Mari kita kembali ke keluarga, bahwa keluarga yang harmonis adalah cikal bakal anak yang solih/ah, berkarakter, dan berkualitas. Maka perbaiki hubungan dengan pasangan. Menjadi orangtua yang kompak dan bahagia. Dan yang tak kalah pentingnya adalah mengubah mindset dari ‘mendidik anak itu susah’ menjadi ‘mendidik anak itu mudah’. Banyaklah ngobrol dengan anak dengan obrolan yang asyik. Bertanyalah tanpa nada mengintimidasi atau menginterogasi. Last but not least adalah jangan batasi kreativitas anak. Biarkan dia tumbuh sesuai fitrahnya. 

Dalam sesi kedua, hadir bapak Wisnu Wijaya sebagai pembicara. Beliau adalah bisnis owner, pengusaha, coach, dan motivator dalam bidang bisnis dan parenting. Bertajuk ‘Karena Hidup ini Keras, Nak!’  pak Wisnu berhasil memukau perhatian para audiens dengan semangatnya. Sebagai opening, ayah 5 putri/putri ini mengisahkan sekilas tentang warna-warni pengalaman mendidik anak. Ujian berat sempat menyambangi beliau saat bisnis melesat dan impian tercapai, ujian pun menyertai. Putranya yang remaja sempat terjerumus pada salah pergaulan. Hobby-nya balap motor, nongkrong dengan pemabuk, dan sempat tak pulang selama berminggu-minggu. Namun, pak Wisnu memiliki prinsip yang dipegang erat yaitu mendidik dengan cinta dan kelembutan. Akhirnya sang putra luluh dan kembali ke ‘rel’ yang benar. Ia menjadi remaja berprestasi dan berhasil mencapai impiannya bersekolah ke luar negeri.

Pak Wisnu menyampaikan bahwa penting untuk menciptakan mental juara dalam keluarga.
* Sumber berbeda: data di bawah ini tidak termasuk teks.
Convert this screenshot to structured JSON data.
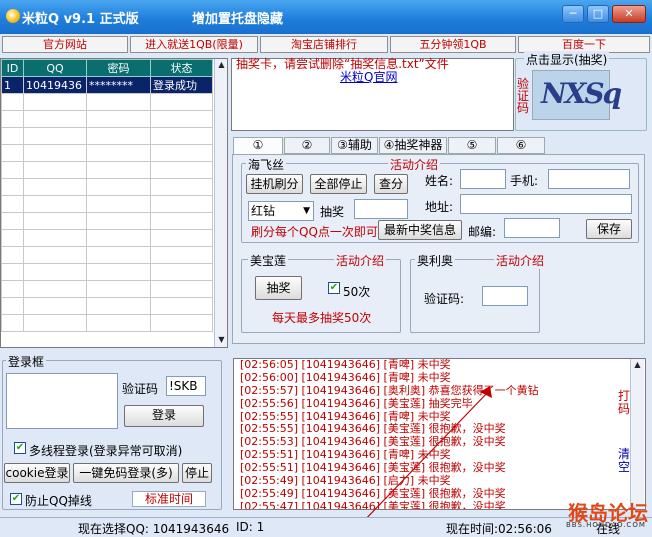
{
  "window": {
    "title": "米粒Q v9.1 正式版",
    "slogan": "增加置托盘隐藏",
    "minimize_icon": "minimize-icon",
    "maximize_icon": "maximize-icon",
    "close_icon": "close-icon",
    "min_glyph": "─",
    "max_glyph": "□",
    "close_glyph": "✕"
  },
  "toolbar": {
    "items": [
      "官方网站",
      "进入就送1QB(限量)",
      "淘宝店铺排行",
      "五分钟领1QB",
      "百度一下"
    ]
  },
  "grid": {
    "columns": [
      "ID",
      "QQ",
      "密码",
      "状态"
    ],
    "rows": [
      [
        "1",
        "10419436",
        "********",
        "登录成功"
      ]
    ]
  },
  "notice": {
    "text": "抽奖卡，请尝试删除“抽奖信息.txt”文件",
    "link": "米粒Q官网"
  },
  "captcha": {
    "legend": "点击显示(抽奖)",
    "label": "验证码",
    "image_text": "NXSq"
  },
  "tabs": [
    "①",
    "②",
    "③辅助",
    "④抽奖神器",
    "⑤",
    "⑥"
  ],
  "haifeisi": {
    "legend": "海飞丝",
    "activity": "活动介绍",
    "hang_button": "挂机刷分",
    "stop_all_button": "全部停止",
    "check_score_button": "查分",
    "diamond_select": "红钻",
    "draw_label": "抽奖",
    "hint": "刷分每个QQ点一次即可",
    "latest_prize_button": "最新中奖信息",
    "name_label": "姓名:",
    "phone_label": "手机:",
    "address_label": "地址:",
    "zip_label": "邮编:",
    "save_button": "保存"
  },
  "meibaolian": {
    "legend": "美宝莲",
    "activity": "活动介绍",
    "draw_button": "抽奖",
    "count_checkbox": "50次",
    "hint": "每天最多抽奖50次"
  },
  "aoliao": {
    "legend": "奥利奥",
    "activity": "活动介绍",
    "captcha_label": "验证码:"
  },
  "login": {
    "legend": "登录框",
    "captcha_label": "验证码",
    "captcha_value": "!SKB",
    "login_button": "登录",
    "multithread_checkbox": "多线程登录(登录异常可取消)",
    "cookie_button": "cookie登录",
    "one_click_button": "一键免码登录(多)",
    "stop_button": "停止",
    "anti_drop_checkbox": "防止QQ掉线",
    "standard_time_button": "标准时间"
  },
  "log": {
    "lines": [
      "[02:56:05] [1041943646] [青啤] 未中奖",
      "[02:56:00] [1041943646] [青啤] 未中奖",
      "[02:55:57] [1041943646] [奥利奥] 恭喜您获得了一个黄钻",
      "[02:55:56] [1041943646] [美宝莲] 抽奖完毕",
      "[02:55:55] [1041943646] [青啤] 未中奖",
      "[02:55:55] [1041943646] [美宝莲] 很抱歉，没中奖",
      "[02:55:53] [1041943646] [美宝莲] 很抱歉，没中奖",
      "[02:55:51] [1041943646] [青啤] 未中奖",
      "[02:55:51] [1041943646] [美宝莲] 很抱歉，没中奖",
      "[02:55:49] [1041943646] [启力] 未中奖",
      "[02:55:49] [1041943646] [美宝莲] 很抱歉，没中奖",
      "[02:55:47] [1041943646] [美宝莲] 很抱歉，没中奖"
    ],
    "side_label_top": "打码",
    "side_label_bottom": "清空"
  },
  "status": {
    "current_qq": "现在选择QQ: 1041943646",
    "id": "ID: 1",
    "time": "现在时间:02:56:06",
    "online": "在线"
  },
  "watermark": {
    "text": "猴岛论坛",
    "sub": "BBS.HOUDAO.COM"
  }
}
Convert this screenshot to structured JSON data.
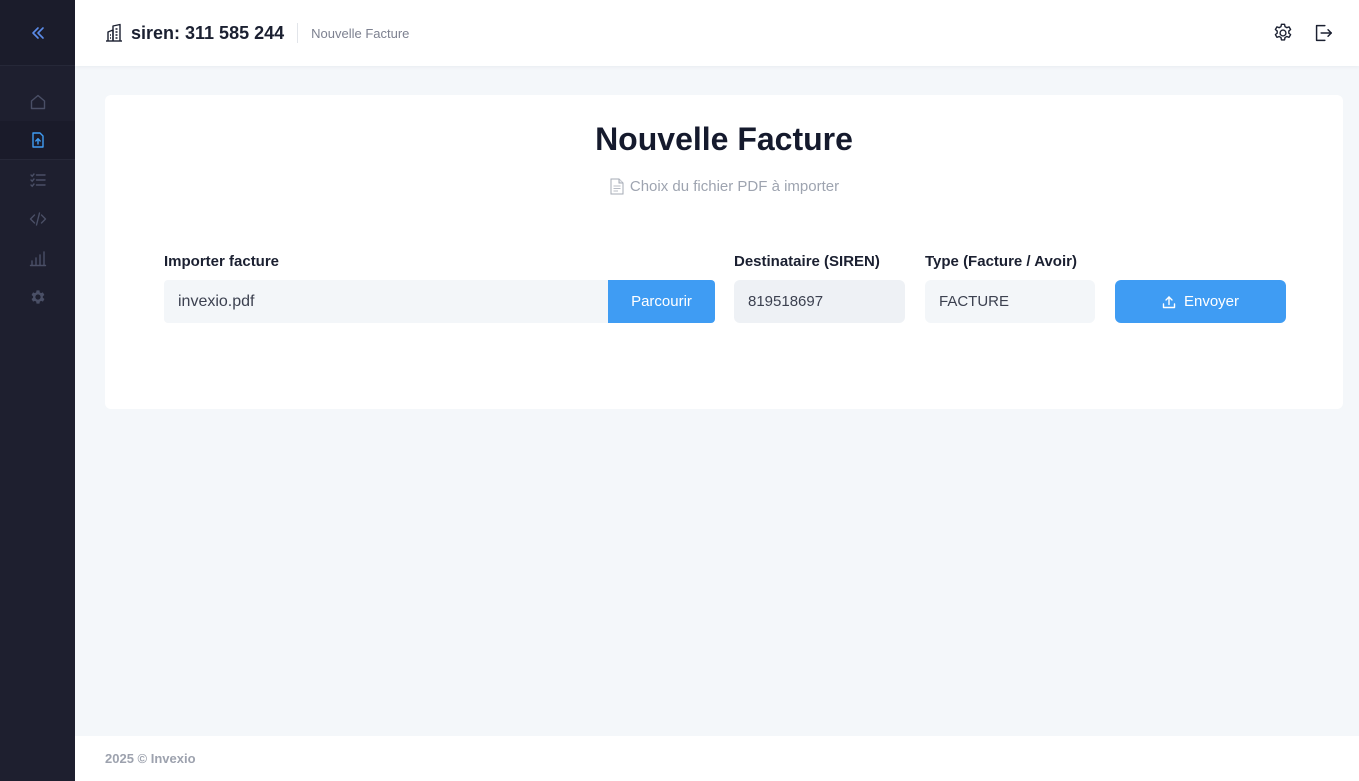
{
  "header": {
    "title": "siren: 311 585 244",
    "breadcrumb": "Nouvelle Facture"
  },
  "sidebar": {
    "items": [
      {
        "name": "home",
        "icon": "home-icon"
      },
      {
        "name": "upload",
        "icon": "file-upload-icon",
        "active": true
      },
      {
        "name": "list",
        "icon": "list-check-icon"
      },
      {
        "name": "code",
        "icon": "code-icon"
      },
      {
        "name": "stats",
        "icon": "bar-chart-icon"
      },
      {
        "name": "settings",
        "icon": "gear-icon"
      }
    ]
  },
  "card": {
    "title": "Nouvelle Facture",
    "subtitle": "Choix du fichier PDF à importer",
    "import": {
      "label": "Importer facture",
      "value": "invexio.pdf",
      "browse_label": "Parcourir"
    },
    "recipient": {
      "label": "Destinataire (SIREN)",
      "value": "819518697"
    },
    "type": {
      "label": "Type (Facture / Avoir)",
      "value": "FACTURE"
    },
    "send_label": "Envoyer"
  },
  "footer": {
    "text": "2025 © Invexio"
  },
  "colors": {
    "accent": "#3f9cf3",
    "sidebar_bg": "#1e1f2f",
    "page_bg": "#f4f7fa"
  }
}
Mental yang membuat anak berani bercita-cita, memiliki impian dan tekat kuad, serta pantang menyerah untuk mencapainya. Tanyakan cita-cita kepada anak, fasilitasi dan bantu wujudkan dengan mencari informasi sebanyak-banyaknya terkait pencapaian impian tersebut. Misalnya jika Ananda ingin menjadi dokter di fakultas kedokteran. Cari info sebanyak-banyaknya terkait pendaftaran, persyaratan, beasiswa dan biaya, lalu sampaikan ke anak. Ya, agar anak paham bahwa ada harga yang harus dibayar untuk sebuah kesuksesan. 

Pesan Pak Wisnu berikutnya adalah jangan memanjakan anak karena justru akan menjerumuskan anak. Apabila terbiasa dengan kenyamanan, dilayani, apa-apa tersedia tanpa dia berusaha, anak tidak memiliki semangat juang untuk mendapatkan sesuatu. Kisah menarik bisa kita petik dari keluarga cheetah yaitu konsep fight for survive. Ayah dan ibu cheetah sedang mengajari anak cheetah untuk berburu rusa. Mereka bertiga mengincar seekor rusa yang tampak lengah. Dengan sekali jegal oleh ayah cheetah, kaki si rusa oleng. Ayah cheetah langsung mendorong anak cheetah untuk ‘mengeksekusi’ rusa itu. Itulah cara anak cheetah berjuang untuk mendapatkan makanan dan mempertahankan kehidupan.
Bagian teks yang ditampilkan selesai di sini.